AS ROD RODE, the woods thinned out. By noon, Fess brought him out of the last trees onto a long ramp of grassland—but as they climbed, the grass grew thinner and more yellow until Rod rode across an upland of scrub and tufts. "We've come onto a moor, Fess."
"Yes, Rod, but it is surely the most barren moor I have ever seen."
"They're not exactly known for being fun places." Rod shivered as a sudden gust of wind chilled him. "Well, if it's barren, there's that much less to catch fire if my campfire shoots out sparks." Rod dismounted. "And if it's cold, I could use the warmt
h for a little while.
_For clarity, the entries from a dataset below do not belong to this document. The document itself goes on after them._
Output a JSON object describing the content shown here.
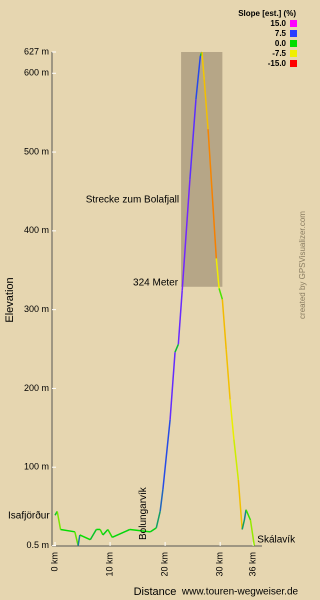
{
  "chart_data": {
    "type": "line",
    "x_label": "Distance",
    "y_label": "Elevation",
    "credit": "www.touren-wegweiser.de",
    "side_credit": "created by GPSVisualizer.com",
    "xlim": [
      -0.55,
      37.6
    ],
    "ylim": [
      0,
      627
    ],
    "xticks": [
      {
        "value": 0,
        "label": "0 km"
      },
      {
        "value": 10,
        "label": "10 km"
      },
      {
        "value": 20,
        "label": "20 km"
      },
      {
        "value": 30,
        "label": "30 km"
      },
      {
        "value": 36,
        "label": "36 km"
      }
    ],
    "yticks": [
      {
        "value": 0.5,
        "label": "0.5 m"
      },
      {
        "value": 100,
        "label": "100 m"
      },
      {
        "value": 200,
        "label": "200 m"
      },
      {
        "value": 300,
        "label": "300 m"
      },
      {
        "value": 400,
        "label": "400 m"
      },
      {
        "value": 500,
        "label": "500 m"
      },
      {
        "value": 600,
        "label": "600 m"
      },
      {
        "value": 627,
        "label": "627 m"
      }
    ],
    "x": [
      0,
      0.4,
      1,
      3.6,
      4.2,
      4.5,
      6.4,
      7.5,
      8.2,
      8.7,
      9.6,
      10.4,
      13.6,
      17.3,
      18.4,
      19.1,
      19.6,
      20.9,
      21.8,
      22.4,
      23.1,
      24.5,
      25.6,
      26.4,
      26.7,
      27.1,
      27.8,
      28.5,
      29.3,
      29.8,
      30.4,
      31.1,
      31.8,
      32.5,
      33.3,
      34,
      34.4,
      34.7,
      35.5,
      36.2
    ],
    "series": [
      {
        "values": [
          39,
          44,
          21,
          18,
          0.5,
          14,
          8,
          21,
          21,
          14,
          21,
          11,
          21,
          18,
          23,
          44,
          72,
          160,
          246,
          256,
          324,
          465,
          567,
          622,
          627,
          592,
          529,
          453,
          365,
          327,
          313,
          249,
          186,
          135,
          84,
          21,
          33,
          46,
          33,
          0.5
        ]
      }
    ],
    "slope_legend": {
      "title": "Slope [est.] (%)",
      "stops": [
        {
          "value": 15,
          "label": "15.0",
          "color": "#ff00ff"
        },
        {
          "value": 7.5,
          "label": "7.5",
          "color": "#2a3cff"
        },
        {
          "value": 0,
          "label": "0.0",
          "color": "#00dd00"
        },
        {
          "value": -7.5,
          "label": "-7.5",
          "color": "#f0f000"
        },
        {
          "value": -15,
          "label": "-15.0",
          "color": "#ff0000"
        }
      ]
    },
    "highlight": {
      "label": "Strecke zum Bolafjall",
      "height_label": "324 Meter",
      "x": [
        22.9,
        30.4
      ],
      "y": [
        329,
        627
      ]
    },
    "places": [
      {
        "name": "Isafjörður",
        "x": 0
      },
      {
        "name": "Bolungarvík",
        "x": 17.3
      },
      {
        "name": "Skálavík",
        "x": 36.2
      }
    ]
  }
}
Time for lunch."
"Where will you find wood to burn, Rod?"
"Good question—but as I remember, moors have pockets of peat." Rod scouted about. "Though we may have to ride a bit farther before we … Hey!"
Fess came closer. "Mud, Rod?"
"Mud that won't let go." Rod tried frantically to pull a foot loose. "And it's getting deeper!"
Nineteen
"NO, ROD—YOU ARE SINKING." FESS STARTED for him.
"Stop!" Rod cried. "I don't want you sinking, too!"
"But I cannot let you …"
"You won't! Go forward a step at a time, and if the ground goes soft, step back!"
Fess edged toward him, tossing his head to make the reins fly forward over his ears. "Catch the reins, Rod."
Rod flailed, missed—and sank another two inches. "Isn't there a branch…" Rod broke off, staring, as the mud began to bubble. "No! There can't be anything living in this!"
The ooze heaved upward, higher and higher into a sloppy sort of column. At its top, pockets appeared with a sucking sound, two holes of darkness over a much larger third that yawned wide and said, "Foolish mortal, to have dared come into the Barren Land!"